Взяв фонарь, он вышел на улицу. Холод пронизал его до костей, и он вспомнил, как дрожал от страха даже он, бывалый гребец, когда приходилось грести в холодные зимние ночи. Чернели угрюмые горы, неприветливо хмурилось море. В лучах фонаря, кружа в воздухе, искрились снежинки. Земля была твёрдая, обледенелая. Мимо, со стороны города, переговариваясь, прошли два молодых человека. Увидев у ворот старика с фонарём в руках, они окликнули его: «Ну и холодина сегодня, дядя Гэн!» Пробормотав что-то в ответ, старик посмотрел в сторону города.
Пройдя несколько шагов, один из молодых людей прошептал: «Как тебе нравится старый Гэн? Если бы его лицо увидела сейчас молодая девица, она упала бы в обморок…» На что другой ответил: «Кто знает, может быть, завтра мы увидим его ноги, свисающие вон с той сосны». От страха у обоих волосы встали дыбом, они оглянулись, но старика с фонарём уже не было возле ворот.
Наступила ночь. То шёл, то прекращался мокрый снег. Месяц, выплывший из-за горы, скрылся в облаках, и старый город стал похож на вымершее кладбище. В горной долине стоят деревни, а между деревнями лежит кладбище, оно просыпается, когда засыпают люди. В этом мире снов встают покойники, они смеются и плачут. И вот теперь чья-то тень скользнула по мостику в сторону площади. Собака, дремавшая под мостом, проснулась, подняла голову, но не залаяла. Не иначе, это вставший из могилы мертвец.

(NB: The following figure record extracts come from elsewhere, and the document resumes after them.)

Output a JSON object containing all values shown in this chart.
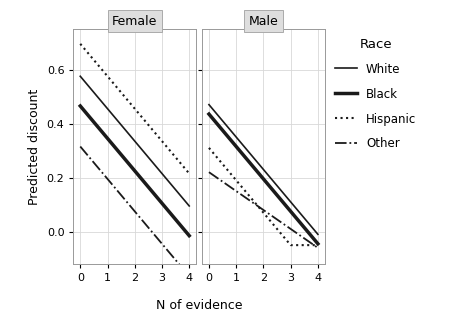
{
  "female": {
    "White": [
      0.575,
      0.455,
      0.335,
      0.215,
      0.095
    ],
    "Black": [
      0.465,
      0.345,
      0.225,
      0.105,
      -0.015
    ],
    "Hispanic": [
      0.695,
      0.575,
      0.455,
      0.335,
      0.215
    ],
    "Other": [
      0.315,
      0.195,
      0.075,
      -0.045,
      -0.165
    ]
  },
  "male": {
    "White": [
      0.47,
      0.35,
      0.23,
      0.11,
      -0.01
    ],
    "Black": [
      0.435,
      0.315,
      0.195,
      0.075,
      -0.045
    ],
    "Hispanic": [
      0.31,
      0.19,
      0.07,
      -0.05,
      -0.05
    ],
    "Other": [
      0.22,
      0.15,
      0.08,
      0.01,
      -0.06
    ]
  },
  "x": [
    0,
    1,
    2,
    3,
    4
  ],
  "line_styles": {
    "White": {
      "ls": "-",
      "lw": 1.2
    },
    "Black": {
      "ls": "-",
      "lw": 2.5
    },
    "Hispanic": {
      "ls": ":",
      "lw": 1.5
    },
    "Other": {
      "ls": "-.",
      "lw": 1.3
    }
  },
  "color": "#1a1a1a",
  "panel_labels": [
    "Female",
    "Male"
  ],
  "xlabel": "N of evidence",
  "ylabel": "Predicted discount",
  "ylim": [
    -0.12,
    0.75
  ],
  "yticks": [
    0.0,
    0.2,
    0.4,
    0.6
  ],
  "xticks": [
    0,
    1,
    2,
    3,
    4
  ],
  "legend_title": "Race",
  "legend_entries": [
    "White",
    "Black",
    "Hispanic",
    "Other"
  ],
  "bg_color": "#ffffff",
  "panel_bg": "#ffffff",
  "grid_color": "#d8d8d8",
  "header_bg": "#dedede"
}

Кого он ищет, с кем хочет встретиться? Это Кисю.
Осенью того года, когда утонул единственный сын Гэна Коскэ, в Саэки прибрела нищенка из Хюга, и с ней — восьмилетний ребёнок. Она ходила с ним от дома к дому, ей щедро подавали. Вероятно, в других местах нищая не встречала таких сердобольных людей и поэтому решила, что сыну здесь будет неплохо. Весной следующего года она оставила его в Саэки и скрылась неизвестно куда.

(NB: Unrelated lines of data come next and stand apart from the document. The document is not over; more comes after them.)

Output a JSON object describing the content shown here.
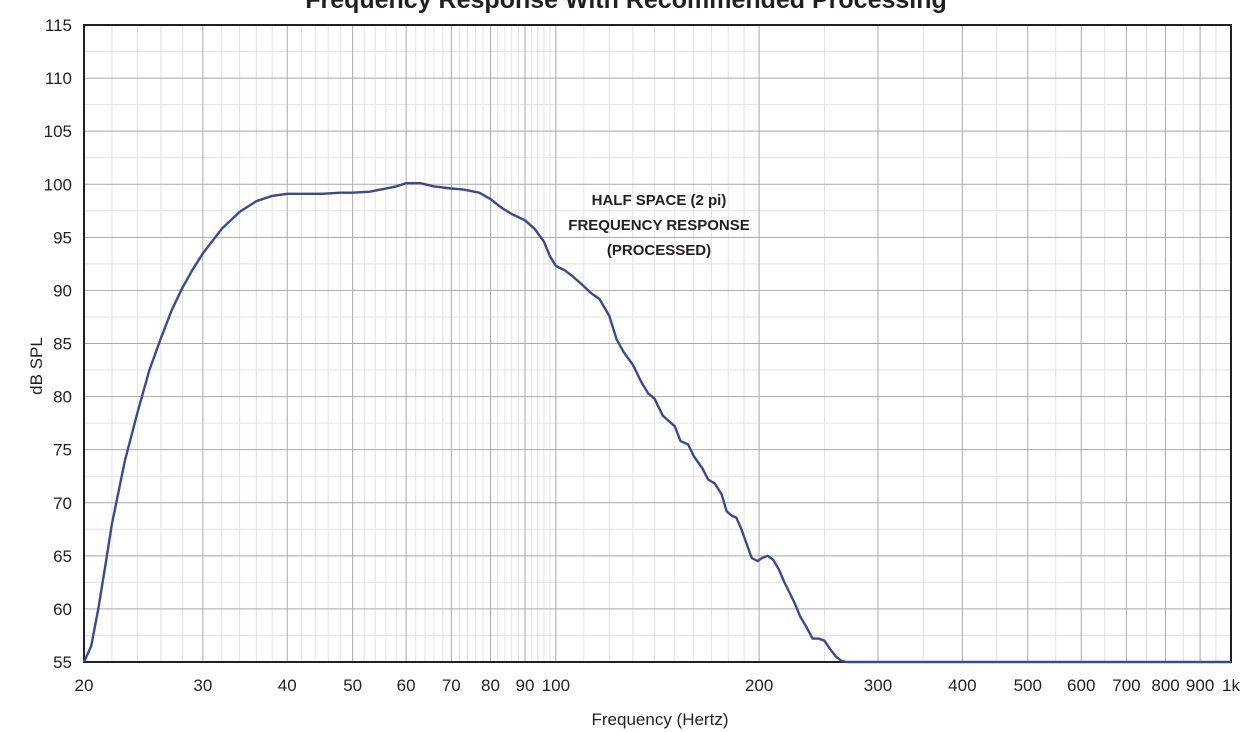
{
  "chart_data": {
    "type": "line",
    "title": "Frequency Response With Recommended Processing",
    "xlabel": "Frequency (Hertz)",
    "ylabel": "dB SPL",
    "x_scale": "log",
    "xlim": [
      20,
      1000
    ],
    "ylim": [
      55,
      115
    ],
    "grid": true,
    "x_ticks": [
      {
        "value": 20,
        "label": "20"
      },
      {
        "value": 30,
        "label": "30"
      },
      {
        "value": 40,
        "label": "40"
      },
      {
        "value": 50,
        "label": "50"
      },
      {
        "value": 60,
        "label": "60"
      },
      {
        "value": 70,
        "label": "70"
      },
      {
        "value": 80,
        "label": "80"
      },
      {
        "value": 90,
        "label": "90"
      },
      {
        "value": 100,
        "label": "100"
      },
      {
        "value": 200,
        "label": "200"
      },
      {
        "value": 300,
        "label": "300"
      },
      {
        "value": 400,
        "label": "400"
      },
      {
        "value": 500,
        "label": "500"
      },
      {
        "value": 600,
        "label": "600"
      },
      {
        "value": 700,
        "label": "700"
      },
      {
        "value": 800,
        "label": "800"
      },
      {
        "value": 900,
        "label": "900"
      },
      {
        "value": 1000,
        "label": "1k"
      }
    ],
    "y_ticks": [
      55,
      60,
      65,
      70,
      75,
      80,
      85,
      90,
      95,
      100,
      105,
      110,
      115
    ],
    "annotation": [
      "HALF SPACE (2 pi)",
      "FREQUENCY RESPONSE",
      "(PROCESSED)"
    ],
    "series": [
      {
        "color": "#3b4a8c",
        "x": [
          20,
          20.5,
          21,
          21.5,
          22,
          23,
          24,
          25,
          26,
          27,
          28,
          29,
          30,
          32,
          34,
          36,
          38,
          40,
          42,
          45,
          48,
          50,
          53,
          55,
          58,
          60,
          63,
          66,
          70,
          73,
          77,
          80,
          83,
          86,
          90,
          93,
          96,
          98,
          100,
          103,
          106,
          110,
          113,
          116,
          120,
          123,
          126,
          130,
          134,
          137,
          140,
          144,
          147,
          150,
          153,
          157,
          160,
          165,
          168,
          172,
          176,
          179,
          182,
          185,
          188,
          191,
          195,
          199,
          202,
          206,
          210,
          214,
          218,
          222,
          226,
          230,
          235,
          240,
          245,
          250,
          255,
          260,
          265,
          270,
          300,
          400,
          500,
          600,
          700,
          800,
          900,
          1000
        ],
        "y": [
          55,
          56.5,
          60,
          64,
          68,
          74,
          78.5,
          82.5,
          85.5,
          88.2,
          90.3,
          92,
          93.5,
          95.8,
          97.4,
          98.4,
          98.9,
          99.1,
          99.1,
          99.1,
          99.2,
          99.2,
          99.3,
          99.5,
          99.8,
          100.1,
          100.1,
          99.8,
          99.6,
          99.5,
          99.2,
          98.6,
          97.8,
          97.2,
          96.6,
          95.8,
          94.6,
          93.2,
          92.3,
          91.9,
          91.3,
          90.4,
          89.7,
          89.2,
          87.6,
          85.4,
          84.2,
          83,
          81.3,
          80.3,
          79.8,
          78.2,
          77.7,
          77.2,
          75.8,
          75.5,
          74.4,
          73.2,
          72.2,
          71.8,
          70.8,
          69.2,
          68.8,
          68.6,
          67.6,
          66.4,
          64.8,
          64.5,
          64.8,
          65,
          64.6,
          63.7,
          62.5,
          61.5,
          60.5,
          59.3,
          58.3,
          57.2,
          57.2,
          57,
          56.2,
          55.5,
          55.1,
          55,
          55,
          55,
          55,
          55,
          55,
          55,
          55,
          55
        ]
      }
    ]
  }
}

Люди, побывавшие в Дайдзайфу, рассказывали, что видели у ворот храма нищенку, просящую милостыню, и с ней рядом старого борца в лохмотьях и что нищенка эта очень похожа на мать Кисю. Жители Саэки ругали бесчувственную женщину и жалели осиротевшего ребёнка. Казалось, всё будет так, как предвидела мать. Но получилось иначе. В каждой деревне есть храм, у каждого человека есть предел добродетели. Они жалели, но никто не выразил желания приютить у себя сироту. Иногда они поручали ему вычистить сад или другую работу, а затем опять отпускали на все четыре стороны. Сначала ребёнок тосковал и часто плакал, люди как умели утешали его. Он стал меньше думать о матери и, наконец сочувствие людей помогло ему забыть о ней. Такую забывчивость можно было объяснить и его возрастом, и его слабоумием, и тем, что он жил среди грязи и иногда вынужден был даже воровать. Здесь можно найти различные объяснения, но главная причина заключалась в том, что этот ребёнок был обречён на нищенство и находился вне мира человеческих чувств.